T. Coraghessan Boyle, whose short story "Sin Dolor" was published in the Oct. 15th 2007 edition of the New Yorker, has devoted many years to teaching. He taught at the high school level after graduating from college and has gone on to be a professor of English at the University of Southern California.

The relationship between Damaso, the boy who feels no pain, and his doctor seems at first to be modeled after a relationship between a teacher and student, a relationship that Boyle is presumably very familiar with. This relationship is juxtaposed with the relationship between the boy and his father, who shamelessly exploits his son's genetic mutation for profit. Despite the subjectivity of the narration (the story is told by the doctor), it became clear to me that the doctor is just as guilty of exploitation as Damaso's father.

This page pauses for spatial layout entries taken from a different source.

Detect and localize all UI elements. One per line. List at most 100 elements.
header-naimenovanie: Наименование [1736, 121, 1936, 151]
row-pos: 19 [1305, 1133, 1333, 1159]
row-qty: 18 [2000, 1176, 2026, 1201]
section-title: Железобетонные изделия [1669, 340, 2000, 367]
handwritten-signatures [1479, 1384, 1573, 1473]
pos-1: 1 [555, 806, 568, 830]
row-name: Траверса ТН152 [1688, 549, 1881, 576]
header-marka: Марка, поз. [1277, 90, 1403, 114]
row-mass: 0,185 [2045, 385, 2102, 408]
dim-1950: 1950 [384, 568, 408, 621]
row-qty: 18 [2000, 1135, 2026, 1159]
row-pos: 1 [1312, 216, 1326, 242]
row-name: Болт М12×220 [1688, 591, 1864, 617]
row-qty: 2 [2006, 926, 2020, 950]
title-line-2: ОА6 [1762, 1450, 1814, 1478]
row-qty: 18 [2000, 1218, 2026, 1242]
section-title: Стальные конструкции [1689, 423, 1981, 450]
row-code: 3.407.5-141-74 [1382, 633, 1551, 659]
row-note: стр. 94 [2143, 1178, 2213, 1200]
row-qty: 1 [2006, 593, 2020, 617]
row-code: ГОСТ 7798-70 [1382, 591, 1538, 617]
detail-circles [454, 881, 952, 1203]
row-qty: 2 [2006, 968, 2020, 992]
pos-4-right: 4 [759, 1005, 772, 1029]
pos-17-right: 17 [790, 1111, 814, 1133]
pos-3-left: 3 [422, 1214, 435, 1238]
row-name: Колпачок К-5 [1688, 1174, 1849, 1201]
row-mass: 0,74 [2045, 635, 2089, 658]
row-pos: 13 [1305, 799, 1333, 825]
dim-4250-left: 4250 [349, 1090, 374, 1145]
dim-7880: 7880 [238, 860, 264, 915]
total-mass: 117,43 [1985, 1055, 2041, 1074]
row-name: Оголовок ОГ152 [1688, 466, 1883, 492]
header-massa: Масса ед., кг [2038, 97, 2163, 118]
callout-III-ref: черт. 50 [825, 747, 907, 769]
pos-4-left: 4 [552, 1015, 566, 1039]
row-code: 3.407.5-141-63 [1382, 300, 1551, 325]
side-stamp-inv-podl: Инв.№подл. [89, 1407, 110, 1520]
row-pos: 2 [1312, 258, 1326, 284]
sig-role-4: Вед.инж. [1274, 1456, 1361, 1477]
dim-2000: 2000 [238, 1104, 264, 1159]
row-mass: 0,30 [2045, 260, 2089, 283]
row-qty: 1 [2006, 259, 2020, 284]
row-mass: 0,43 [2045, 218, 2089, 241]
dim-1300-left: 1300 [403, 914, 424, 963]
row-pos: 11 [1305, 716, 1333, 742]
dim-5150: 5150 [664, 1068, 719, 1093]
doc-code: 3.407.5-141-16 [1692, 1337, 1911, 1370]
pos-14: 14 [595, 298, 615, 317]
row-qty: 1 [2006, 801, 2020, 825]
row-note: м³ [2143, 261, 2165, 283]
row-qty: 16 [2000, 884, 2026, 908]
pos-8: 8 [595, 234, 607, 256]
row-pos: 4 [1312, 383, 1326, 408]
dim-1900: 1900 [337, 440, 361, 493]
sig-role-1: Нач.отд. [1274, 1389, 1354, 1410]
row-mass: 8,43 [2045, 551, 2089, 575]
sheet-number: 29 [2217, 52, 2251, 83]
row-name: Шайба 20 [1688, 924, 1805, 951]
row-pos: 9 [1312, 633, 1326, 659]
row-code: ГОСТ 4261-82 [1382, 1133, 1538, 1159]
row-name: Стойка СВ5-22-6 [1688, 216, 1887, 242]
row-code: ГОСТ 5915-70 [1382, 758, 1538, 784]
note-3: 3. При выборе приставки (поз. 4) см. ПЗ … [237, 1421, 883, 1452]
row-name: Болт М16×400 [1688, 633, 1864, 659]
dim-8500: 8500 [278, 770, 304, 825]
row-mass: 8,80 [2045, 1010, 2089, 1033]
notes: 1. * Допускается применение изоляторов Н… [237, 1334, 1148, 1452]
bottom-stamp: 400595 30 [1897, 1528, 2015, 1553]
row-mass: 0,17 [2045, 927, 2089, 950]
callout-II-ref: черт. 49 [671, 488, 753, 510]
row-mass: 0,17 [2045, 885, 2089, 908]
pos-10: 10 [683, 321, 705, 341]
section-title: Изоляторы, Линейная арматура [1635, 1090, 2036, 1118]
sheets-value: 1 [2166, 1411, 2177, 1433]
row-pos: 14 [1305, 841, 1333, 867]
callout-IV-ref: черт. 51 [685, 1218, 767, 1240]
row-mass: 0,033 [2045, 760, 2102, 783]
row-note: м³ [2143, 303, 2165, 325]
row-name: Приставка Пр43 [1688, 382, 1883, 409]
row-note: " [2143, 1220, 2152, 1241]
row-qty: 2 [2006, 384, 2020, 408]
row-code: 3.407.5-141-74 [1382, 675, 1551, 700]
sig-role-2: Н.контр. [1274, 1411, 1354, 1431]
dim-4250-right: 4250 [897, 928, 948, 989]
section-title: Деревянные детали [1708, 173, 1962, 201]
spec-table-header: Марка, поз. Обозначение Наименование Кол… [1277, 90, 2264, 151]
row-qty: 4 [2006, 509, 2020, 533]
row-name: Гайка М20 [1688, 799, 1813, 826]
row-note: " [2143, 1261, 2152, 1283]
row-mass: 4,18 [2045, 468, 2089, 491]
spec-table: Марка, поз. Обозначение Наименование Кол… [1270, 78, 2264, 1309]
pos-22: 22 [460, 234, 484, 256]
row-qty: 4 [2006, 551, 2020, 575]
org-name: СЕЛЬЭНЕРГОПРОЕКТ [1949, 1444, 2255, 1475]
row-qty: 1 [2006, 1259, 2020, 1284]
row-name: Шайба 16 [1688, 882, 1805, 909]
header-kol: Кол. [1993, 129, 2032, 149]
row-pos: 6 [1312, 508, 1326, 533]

Although the narrator does not see it this way, his determination to present Damaso's DNA to the scientific community to "make [his] mark as one of the giants of [his] profession" is even more despicable than the actions of the boy's father. While Damaso views his public displays of his lack of feeling as "[his] duty" to serve his family, there is absolutely no justification for being the doctor's genetically mutated guinea pig.

Damaso spends his entire life surrounded by people who see him as nothing more than a vehicle of profit. Although the boy cannot feel physical pain, it is my impression that he lives the entirety of his short life in a constant state of a more profound pain, the pain he describes as being in his heart.